This is a program in two parts. The clojure section reads json in stdin (see core.clj) and returns json characterizing parts of speech in that text using corenlp. This is used in an emacs extension (here on MELPA) which allows you to highlight text and have it colored and tagged according to its part of speech as shown in the image above.
Emacs and the java
command on your PATH. For development, requires lein to build clojure.
For users: just install the speech-tagger
package from MELPA. Downloads a pretty large jar file on first use, and also on updates, so don't be scared if it takes a while to download and looks like it's frozen the first time; it only happens once.
For devs: load
the el file, or add it to load-path
and (require 'speech-tagger)
. Run lein uberjar
to produce the standalone jar, then move that to emacs/speech-tagger.jar
, or alternatively just customize speech-tagger-jar-path
to point to the compiled jar. (I could make a build system that does this automatically, but eh.) Set speech-tagger-is-development
to non-nil to avoid re-downloading the jar file.
The interactive functions exported by this extension follow a common protocol: if a region is active, then modify the region; otherwise modify the entire buffer. If a prefix argument is provided, they read in a buffer to modify the entirety of. A given region will be expanded to whitespace boundaries (so if region is around the l
characters in he|ll|o
, the entirety of |hello|
will be selected).
(defun speech-tagger-tag-dwim (pfx)
Tag parts of speech in the appropriate region. "dwim" is an abbreviation for "do what I mean;" hopefully what I the developer mean is close enough to what you the user mean. Tagging, as shown in the image above, colors a part of speech and adds a tooltip to it so that if you mouse over or move point over the part of speech, you get a description of the part of speech and example of that part of speech.
(defun speech-tagger-clear-tags-dwim (pfx)
As above, but clears the region of all such tags.
(defcustom speech-tagger-jar-path
Path to folder containing jar file used to tag parts of speech. Normal users won't need to touch this since it's included in the MELPA package, but developers may find it useful.
(defun speech-tagger-clear-state ()
Useful in the case that something screws up and you wish to debug.

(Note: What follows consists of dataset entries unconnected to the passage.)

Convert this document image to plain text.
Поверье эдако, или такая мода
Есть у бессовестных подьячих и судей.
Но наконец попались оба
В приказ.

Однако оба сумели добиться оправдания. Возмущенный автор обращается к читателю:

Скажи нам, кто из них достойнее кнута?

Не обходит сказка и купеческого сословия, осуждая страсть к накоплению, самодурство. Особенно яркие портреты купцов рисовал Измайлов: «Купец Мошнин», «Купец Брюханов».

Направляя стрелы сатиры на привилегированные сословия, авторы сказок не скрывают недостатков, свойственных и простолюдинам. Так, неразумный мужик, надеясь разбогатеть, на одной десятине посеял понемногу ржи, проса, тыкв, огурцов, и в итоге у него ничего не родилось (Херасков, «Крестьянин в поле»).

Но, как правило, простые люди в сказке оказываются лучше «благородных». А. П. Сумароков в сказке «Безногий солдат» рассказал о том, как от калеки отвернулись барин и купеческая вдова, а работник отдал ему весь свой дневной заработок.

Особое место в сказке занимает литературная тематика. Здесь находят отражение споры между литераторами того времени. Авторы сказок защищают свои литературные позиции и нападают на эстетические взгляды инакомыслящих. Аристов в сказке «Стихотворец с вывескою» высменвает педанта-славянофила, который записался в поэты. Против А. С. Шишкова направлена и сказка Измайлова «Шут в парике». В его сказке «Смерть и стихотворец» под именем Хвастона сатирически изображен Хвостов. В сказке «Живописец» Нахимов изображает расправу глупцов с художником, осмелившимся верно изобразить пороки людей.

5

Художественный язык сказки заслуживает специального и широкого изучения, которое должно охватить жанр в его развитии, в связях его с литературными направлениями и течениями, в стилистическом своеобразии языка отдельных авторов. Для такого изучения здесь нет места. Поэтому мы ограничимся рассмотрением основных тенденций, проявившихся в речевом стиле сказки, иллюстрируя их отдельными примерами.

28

Should revert all lisp code back to the same as when first loaded. This isn't autoloaded, so you'll have to explicitly (require 'speech-tagger)
or have already used one of the autoloaded functions.
(defun speech-tagger-force-refresh-jar ()
Re-downloads jar file and md5sum. Useful for debugging jar downloads.
Honestly? I was bored. I've taken enough language classes to be able to characterize parts of speech without a computer by my side. Maybe I'll think of a use for nlp integration in text editors at some point in the future.
A friend of mine said it might be cool if I was to tag parts of speech in a separate language, then offer a translation of that text. It might be pretty cool to offer that, in addition to a google translation of the text. Tagging parts of speech in all the languages corenlp supports might be useful for teaching? We'll see.